Local allocation error or failure to get a random number could have
resulted in the peer entry getting freed and couple of the error path
cases in callers could have tried to reference or delete the peer after
that. Fix this by tracking the errors where the peer is freed.

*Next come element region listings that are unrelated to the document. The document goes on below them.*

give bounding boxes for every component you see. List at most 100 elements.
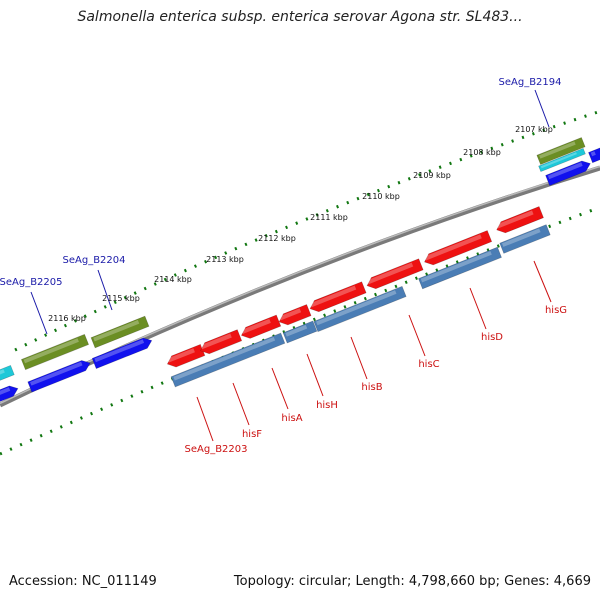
map-title: Salmonella enterica subsp. enterica sero… — [77, 9, 523, 25]
cyan-gene-left — [0, 365, 15, 381]
leader-bottom-5 — [408, 314, 426, 357]
blue-gene-far-right-body — [588, 146, 600, 164]
steel-gene-3-body — [418, 246, 502, 290]
accession-text: Accession: NC_011149 — [9, 574, 157, 589]
his-gene-1-shine — [200, 333, 232, 350]
leader-bottom-1 — [232, 382, 250, 426]
blue-gene-right-body — [545, 160, 591, 187]
olive-gene-right-body — [536, 137, 586, 165]
his-gene-6-body — [424, 230, 493, 266]
his-gene-3-shine — [279, 308, 302, 321]
gene-label-bottom: hisD — [481, 332, 503, 343]
scale-label: 2108 kbp — [463, 148, 501, 157]
scale-labels: 2107 kbp 2108 kbp 2109 kbp 2110 kbp 2111 kbp… — [48, 125, 553, 323]
his-gene-2-shine — [241, 318, 271, 334]
his-gene-4 — [309, 281, 367, 313]
blue-gene-edge-shine — [0, 387, 11, 399]
blue-gene-left-body — [27, 360, 91, 393]
steel-gene-2-body — [313, 285, 407, 333]
gene-label-bottom: hisF — [242, 429, 262, 440]
his-gene-4-shine — [310, 285, 357, 308]
steel-gene-0 — [170, 332, 286, 388]
scale-label: 2116 kbp — [48, 314, 86, 323]
scale-label: 2115 kbp — [102, 294, 140, 303]
leader-bottom-3 — [306, 353, 324, 397]
leader-bottom-4 — [350, 336, 368, 380]
blue-gene-far-right-shine — [590, 151, 596, 157]
olive-gene-right — [536, 137, 586, 165]
cyan-gene-left-body — [0, 365, 15, 381]
his-gene-1 — [200, 329, 243, 355]
olive-gene-mid-shine — [93, 320, 140, 342]
steel-gene-4-shine — [501, 228, 541, 247]
leader-bottom-2 — [271, 367, 289, 410]
steel-gene-4-body — [499, 224, 551, 254]
gene-label-top: SeAg_B2194 — [499, 77, 562, 88]
his-gene-7-shine — [496, 210, 534, 229]
blue-gene-right-shine — [547, 162, 583, 180]
steel-gene-0-shine — [173, 336, 276, 381]
his-gene-0-body — [166, 344, 206, 368]
blue-gene-far-right — [588, 146, 600, 164]
leader-top-2 — [30, 291, 48, 335]
his-gene-1-body — [200, 329, 243, 355]
his-gene-3 — [278, 304, 312, 326]
his-gene-6 — [424, 230, 493, 266]
tick-ring-outer — [14, 110, 599, 352]
blue-gene-left-shine — [29, 361, 83, 386]
leader-bottom-6 — [469, 287, 487, 330]
his-gene-0 — [166, 344, 206, 368]
scale-label: 2113 kbp — [206, 255, 244, 264]
steel-gene-1 — [282, 320, 318, 344]
scale-label: 2109 kbp — [413, 171, 451, 180]
backbone-line — [0, 165, 600, 408]
steel-gene-4 — [499, 224, 551, 254]
his-gene-7-body — [496, 206, 544, 234]
olive-gene-mid — [90, 315, 150, 349]
olive-gene-left-body — [20, 333, 90, 371]
blue-gene-mid — [91, 337, 153, 369]
scale-label: 2110 kbp — [362, 192, 400, 201]
his-gene-5 — [366, 258, 424, 290]
steel-gene-1-shine — [285, 324, 308, 337]
gene-label-top: SeAg_B2204 — [63, 255, 126, 266]
backbone-highlight — [0, 165, 600, 405]
scale-label: 2112 kbp — [258, 234, 296, 243]
his-gene-2 — [240, 314, 282, 339]
gene-label-bottom: hisB — [361, 382, 382, 393]
cyan-gene-left-shine — [0, 369, 5, 375]
blue-gene-mid-body — [91, 337, 153, 369]
olive-gene-left-shine — [23, 338, 79, 364]
tick-rings — [0, 110, 599, 456]
gene-label-bottom: hisH — [316, 400, 338, 411]
olive-gene-left — [20, 333, 90, 371]
olive-gene-mid-body — [90, 315, 150, 349]
steel-gene-1-body — [282, 320, 318, 344]
leader-bottom-0 — [196, 396, 214, 442]
his-gene-4-body — [309, 281, 367, 313]
steel-gene-0-body — [170, 332, 286, 388]
cyan-gene-right — [538, 147, 586, 173]
gene-label-bottom: hisC — [418, 359, 439, 370]
his-gene-3-body — [278, 304, 312, 326]
blue-gene-mid-shine — [94, 339, 145, 363]
cyan-gene-right-body — [538, 147, 586, 173]
steel-gene-3 — [418, 246, 502, 290]
cyan-gene-right-shine — [540, 152, 577, 169]
gene-label-bottom: hisA — [281, 413, 302, 424]
his-gene-7 — [496, 206, 544, 234]
topology-summary: Topology: circular; Length: 4,798,660 bp… — [233, 574, 591, 589]
gene-label-top: SeAg_B2205 — [0, 277, 63, 288]
his-gene-5-body — [366, 258, 424, 290]
leader-bottom-7 — [533, 260, 552, 303]
gene-label-bottom: hisG — [545, 305, 567, 316]
scale-label: 2107 kbp — [515, 125, 553, 134]
blue-gene-edge — [0, 385, 19, 406]
his-gene-5-shine — [367, 262, 414, 285]
label-leaders — [30, 89, 552, 442]
blue-gene-right — [545, 160, 591, 187]
gene-label-bottom: SeAg_B2203 — [185, 444, 248, 455]
blue-gene-edge-body — [0, 385, 19, 406]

Signed-off-by: Jouni Malinen <jouni@codeaurora.org>

diff --git a/src/rsn_supp/tdls.c b/src/rsn_supp/tdls.c
index eff8cd829522333fe635aa01a8a99fcd15b63b2d..1fb28c5c596f5d1bb1bdf640f7f734e15459e5c6 100644 (file)
--- a/src/rsn_supp/tdls.c
+++ b/src/rsn_supp/tdls.c
@@ -1155,7 +1155,7 @@ skip_rsnie:
        rbuf = os_zalloc(buf_len + 1);
        if (rbuf == NULL) {
                wpa_tdls_peer_free(sm, peer);
-               return -1;
+               return -2;
        }
        pos = rbuf;
 
@@ -1174,7 +1174,7 @@ skip_rsnie:
                        "TDLS: Failed to get random data for initiator Nonce");
                os_free(rbuf);
                wpa_tdls_peer_free(sm, peer);
-               return -1;
+               return -2;
        }
        peer->tk_set = 0; /* A new nonce results in a new TK */
        wpa_hexdump(MSG_DEBUG, "TDLS: Initiator Nonce for TPK handshake",
@@ -1926,7 +1926,8 @@ static int wpa_tdls_process_tpk_m1(struct wpa_sm *sm, const u8 *src_addr,
                peer->initiator = 1;
                wpa_sm_tdls_peer_addset(sm, peer->addr, 1, 0, 0, NULL, 0, NULL,
                                        NULL, 0, 0, NULL, 0, NULL, 0, NULL, 0);
-               wpa_tdls_send_tpk_m1(sm, peer);
+               if (wpa_tdls_send_tpk_m1(sm, peer) == -2)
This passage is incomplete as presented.